When he was 42, Cormac McCarthy fell in love with a 16-year-old girl he met by a motel pool. Augusta Britt would go on to become one of the most significant—and secret—inspirations in literary history, giving life to many of McCarthy’s most iconic characters across his celebrated novels and Hollywood films. For 47 years, Britt closely guarded her identity and her story. Until now.
The author is getting absolutely roasted on twitter for this article (and is retweeting all the criticism). You can check it out on nitter here. (As an aside I’m ecstatic that nitter is working again!)
For what it’s worth I think the article is clumsy however I think that the journo had been given the scoop on the condition that Britta got some control over the angle the story took, and I think it’s fair that he didn’t betray her. He’s also satisfactorily acquainted with McCarthy’s novels and does a good job of identifying where this woman has influenced his writing.

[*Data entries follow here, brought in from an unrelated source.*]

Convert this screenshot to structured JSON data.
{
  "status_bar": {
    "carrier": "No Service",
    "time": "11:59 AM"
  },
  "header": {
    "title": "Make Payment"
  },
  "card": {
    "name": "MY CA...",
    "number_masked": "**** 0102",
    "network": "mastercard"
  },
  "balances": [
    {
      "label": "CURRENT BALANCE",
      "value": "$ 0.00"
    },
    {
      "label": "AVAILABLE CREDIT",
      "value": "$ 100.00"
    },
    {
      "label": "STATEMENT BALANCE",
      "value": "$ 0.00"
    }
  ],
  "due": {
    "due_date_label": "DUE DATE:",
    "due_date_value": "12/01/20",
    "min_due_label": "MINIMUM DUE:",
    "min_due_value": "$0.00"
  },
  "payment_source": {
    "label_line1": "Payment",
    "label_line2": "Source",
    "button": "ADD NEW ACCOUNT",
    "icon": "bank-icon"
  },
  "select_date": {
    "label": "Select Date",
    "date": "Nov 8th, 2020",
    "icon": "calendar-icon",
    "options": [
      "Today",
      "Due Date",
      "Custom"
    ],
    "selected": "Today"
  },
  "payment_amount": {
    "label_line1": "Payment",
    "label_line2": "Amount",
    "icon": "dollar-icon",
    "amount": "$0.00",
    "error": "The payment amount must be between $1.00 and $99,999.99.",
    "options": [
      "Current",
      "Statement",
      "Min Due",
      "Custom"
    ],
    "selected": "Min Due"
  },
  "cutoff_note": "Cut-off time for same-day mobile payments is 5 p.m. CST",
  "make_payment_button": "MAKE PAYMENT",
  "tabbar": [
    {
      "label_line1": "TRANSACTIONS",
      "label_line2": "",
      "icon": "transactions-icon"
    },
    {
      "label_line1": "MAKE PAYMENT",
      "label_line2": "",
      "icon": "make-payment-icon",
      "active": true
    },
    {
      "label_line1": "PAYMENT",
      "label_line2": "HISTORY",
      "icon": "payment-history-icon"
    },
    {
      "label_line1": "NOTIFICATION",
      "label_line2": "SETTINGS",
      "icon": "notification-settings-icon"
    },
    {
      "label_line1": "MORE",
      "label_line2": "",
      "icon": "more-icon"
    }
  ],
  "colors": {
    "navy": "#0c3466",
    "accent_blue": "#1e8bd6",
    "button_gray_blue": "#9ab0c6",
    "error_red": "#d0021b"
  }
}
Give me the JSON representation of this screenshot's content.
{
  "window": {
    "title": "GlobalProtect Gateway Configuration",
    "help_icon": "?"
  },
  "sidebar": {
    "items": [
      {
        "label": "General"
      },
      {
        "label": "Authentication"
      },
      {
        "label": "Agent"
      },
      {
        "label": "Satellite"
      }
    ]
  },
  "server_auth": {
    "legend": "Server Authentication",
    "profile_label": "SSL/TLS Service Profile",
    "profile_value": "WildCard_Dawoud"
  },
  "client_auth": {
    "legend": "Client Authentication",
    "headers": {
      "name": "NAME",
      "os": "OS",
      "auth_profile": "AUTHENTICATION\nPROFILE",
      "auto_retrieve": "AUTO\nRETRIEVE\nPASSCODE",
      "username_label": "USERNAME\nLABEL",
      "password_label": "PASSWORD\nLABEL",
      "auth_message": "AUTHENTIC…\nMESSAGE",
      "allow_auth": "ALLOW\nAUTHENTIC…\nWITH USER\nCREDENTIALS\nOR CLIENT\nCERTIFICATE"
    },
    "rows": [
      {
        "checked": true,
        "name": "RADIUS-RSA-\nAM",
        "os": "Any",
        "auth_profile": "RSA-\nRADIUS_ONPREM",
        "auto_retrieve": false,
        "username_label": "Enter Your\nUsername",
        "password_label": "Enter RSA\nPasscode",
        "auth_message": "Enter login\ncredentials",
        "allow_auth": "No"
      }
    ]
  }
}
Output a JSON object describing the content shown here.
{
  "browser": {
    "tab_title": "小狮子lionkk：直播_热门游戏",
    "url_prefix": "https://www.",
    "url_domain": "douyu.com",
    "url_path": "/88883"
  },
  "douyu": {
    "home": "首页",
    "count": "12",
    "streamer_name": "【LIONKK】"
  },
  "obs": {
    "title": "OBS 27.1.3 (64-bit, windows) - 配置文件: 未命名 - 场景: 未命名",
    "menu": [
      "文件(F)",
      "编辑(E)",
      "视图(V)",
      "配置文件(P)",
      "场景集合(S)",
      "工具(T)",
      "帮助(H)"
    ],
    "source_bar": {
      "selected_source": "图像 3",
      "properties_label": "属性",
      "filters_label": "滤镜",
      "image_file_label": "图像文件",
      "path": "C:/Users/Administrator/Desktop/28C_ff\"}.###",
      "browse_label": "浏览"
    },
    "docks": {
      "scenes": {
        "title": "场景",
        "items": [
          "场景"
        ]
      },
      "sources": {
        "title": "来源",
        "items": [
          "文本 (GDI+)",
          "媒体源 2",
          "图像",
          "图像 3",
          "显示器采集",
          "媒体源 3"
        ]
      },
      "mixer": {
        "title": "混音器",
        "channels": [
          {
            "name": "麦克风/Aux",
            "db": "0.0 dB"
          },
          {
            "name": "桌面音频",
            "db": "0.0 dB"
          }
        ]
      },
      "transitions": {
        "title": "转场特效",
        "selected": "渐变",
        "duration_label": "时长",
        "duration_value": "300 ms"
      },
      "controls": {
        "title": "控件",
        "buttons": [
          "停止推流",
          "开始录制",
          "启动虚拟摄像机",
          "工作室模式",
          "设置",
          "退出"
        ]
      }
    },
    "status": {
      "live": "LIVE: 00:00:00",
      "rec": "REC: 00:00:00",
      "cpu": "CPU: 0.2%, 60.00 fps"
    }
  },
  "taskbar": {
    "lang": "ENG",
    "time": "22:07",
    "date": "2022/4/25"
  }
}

I think this whole controversy has uncomfortable undertones of the situation with David Foster Wallace posthumous articles that swept his abuse aside as the price of genius. We need to become better at separating art from artist in both senses: the work shouldn’t be tainted by the author (I’m pretty sympathetic to the “death of the author” approach for analysing works of art); but at the same time we need to avoid minimising criminal or immoral acts by our favourite artists. They are flawed humans and we need to examine them as such instead of mythologising them as a “genius”.
I’m out of the loop, are you implying that McCarthy was abusive?